A more interesting combination of attractions might be hard to find: largest urban bat population in North America, enough music to warrant the title of “Live Music Capital of World,” largest public university in the United States, a festival that celebrates Spam and the largest organic supermarket in the world.
Welcome to Austin, Texas, where the improbable is possible, where dining is a destination and a complement to live music.
At the edge of hill country in central Texas, the Baltimore-size city is home to 657,000. For all of its Wild West background, today’s Austin is more Birkenstocks than cowboy boots.
Music
Austin is home to South by Southwest music festival, “Austin City Limits” TV show, a Stevie Ray Vaughan statue, the Grammy-winning musicians Dixie Chicks, Shawn Colvin, Willie Nelson and Asleep at the Wheel, and more than 200 recording studios and music labels.
About 150 live music venues provide something for everyone. Most of the live music is in the Sixth Street, Warehouse and South Congress districts. Many of Sixth Street’s clubs have large doors and windows that open to the sidewalk in an effort to counter the summer heat.
A walk down Sixth even early in the week is worth it. There’s plenty to take in: a few live acts, the Paradise’s mosaic-tile flamingo bolted to the floor, a mountain bike hanging over The Library bar, the large aquarium behind the bar at Treasure Island, a longhorn head in Touche and Pete’s Dueling Piano Bar with vaudeville-style music.
The Hard Rock Cafe is part eatery, part music museum with a dash of live music. Memorabilia is the draw here: guitars from Vaughan, 3-11, Waylon Jennings, ZZ Top, Fabulous Thunderbirds; outfits worn by Elton John, Dixie Chicks, Elvis Presley; Tex Ritter’s six-shooters; and autographed boots of Kinky Friedman, Hank Williams Jr. and Keith Richards.

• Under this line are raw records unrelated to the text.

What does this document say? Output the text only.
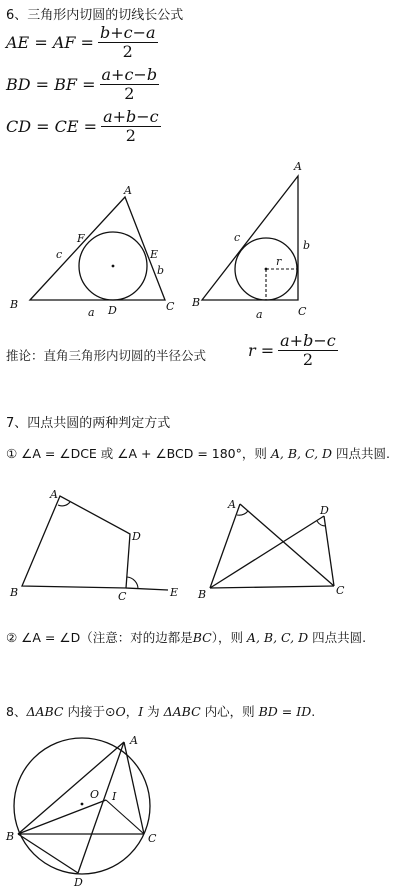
6、三角形内切圆的切线长公式
AE = AF = $\frac{b+c-a}{2}$
BD = BF = $\frac{a+c-b}{2}$
CD = CE = $\frac{a+b-c}{2}$
A
B	C
D
E
F
a
b
c
A
B
C
a
b
c
r
推论：直角三角形内切圆的半径公式	$r = \frac{a+b-c}{2}$
7、四点共圆的两种判定方式
① ∠A = ∠DCE 或 ∠A + ∠BCD = 180°，则 A, B, C, D 四点共圆.
A
B	C
D
E
A
B	C
D
② ∠A = ∠D（注意：对的边都是BC），则 A, B, C, D 四点共圆.
8、ΔABC 内接于⊙O，I 为 ΔABC 内心，则 BD = ID.
A
B	C
D
O I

In the South Congress District, south of the Colorado River, the grassroots campaign “Keep Austin Weird” flourishes. The area has been mostly successful at keeping the pre-high-tech-boom sensibility with mostly locally owned shops, accommodations and nightclubs.

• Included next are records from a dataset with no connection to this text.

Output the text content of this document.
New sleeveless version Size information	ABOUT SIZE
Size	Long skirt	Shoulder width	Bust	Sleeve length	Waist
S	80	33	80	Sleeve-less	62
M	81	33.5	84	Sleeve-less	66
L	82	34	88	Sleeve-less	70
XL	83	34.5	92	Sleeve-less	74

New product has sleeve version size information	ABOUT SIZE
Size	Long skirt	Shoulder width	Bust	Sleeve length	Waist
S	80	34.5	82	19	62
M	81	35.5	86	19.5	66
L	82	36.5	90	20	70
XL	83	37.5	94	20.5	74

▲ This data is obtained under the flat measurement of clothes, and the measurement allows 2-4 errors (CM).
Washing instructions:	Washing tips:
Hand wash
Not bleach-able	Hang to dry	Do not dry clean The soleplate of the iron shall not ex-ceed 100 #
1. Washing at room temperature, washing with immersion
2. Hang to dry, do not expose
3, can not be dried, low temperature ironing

Even the restored San Jose Hotel, a favorite of musicians, continues to nourish a bit of its Hotel California-like atmosphere.
Dining
Austin’s Mexican-influenced dining scene has award-winning restaurants and chefs as well as down-home Southern-style cooking rarely seen in the Northwest, plus traditional barbecue and hot-and-spicy Tex-Mex.
It’s no surprise that many restaurants have strong music ties. Threadgill’s once welcomed rednecks and hippies; hootenannies became a breeding ground for a country-rock-and-blues hybrid (think cosmic cowboy music).
Performers included Janis Joplin, Frank Zappa, Van Morrison, Bette Midler, Willie Nelson and Leo Kottke. Music still flows here three nights a week.
At Threadgill’s albums and photographs from the 1960s and 1970s line the walls. Southern cooking is plentiful: fried green tomatoes, liver and onions, Southern fried oysters, Creole cabbage, Texas caviar (tangy marinated black-eyed pea salad), garlic cheese grits and turnip greens.
Shady Grove’s lunch temptations include green chili cheese fries, spicy jalapeno lime salad dressing and tortilla fried queso catfish. The restaurant’s outdoor restrooms are in an old Airstream trailer; its Unplugged at the Grove schedule brings in well-known musicians.
For an authentic Mexican dinner, don’t miss Guero’s Taco Bar with photographs of the Mexican Revolution, a traditional self-serve salsa bar and hand-shaken margaritas.
The mole enchilada, according to Austin Convention and Visitors Bureau director of communications Cynthia Maddox, “is as good as anything I’ve had in Mexico.”
One of the top 10 pastry chefs in America is Mark Chapman of the 1886 Cafe and Bakery in the Driskill Hotel, home to the much-praised Driskill Grill.
Don’t miss the new Whole Foods Market, 80,000 square feet of choices in staggering quantities. The organic food store is so large it has a concierge, in-house meat and fish smokers, escalator to the parking lot and a cooking school.
Go outside
Austin is serious about nature, beautiful spaces and accessibility. Many concerts, parks, tours and museums are free or nearly free.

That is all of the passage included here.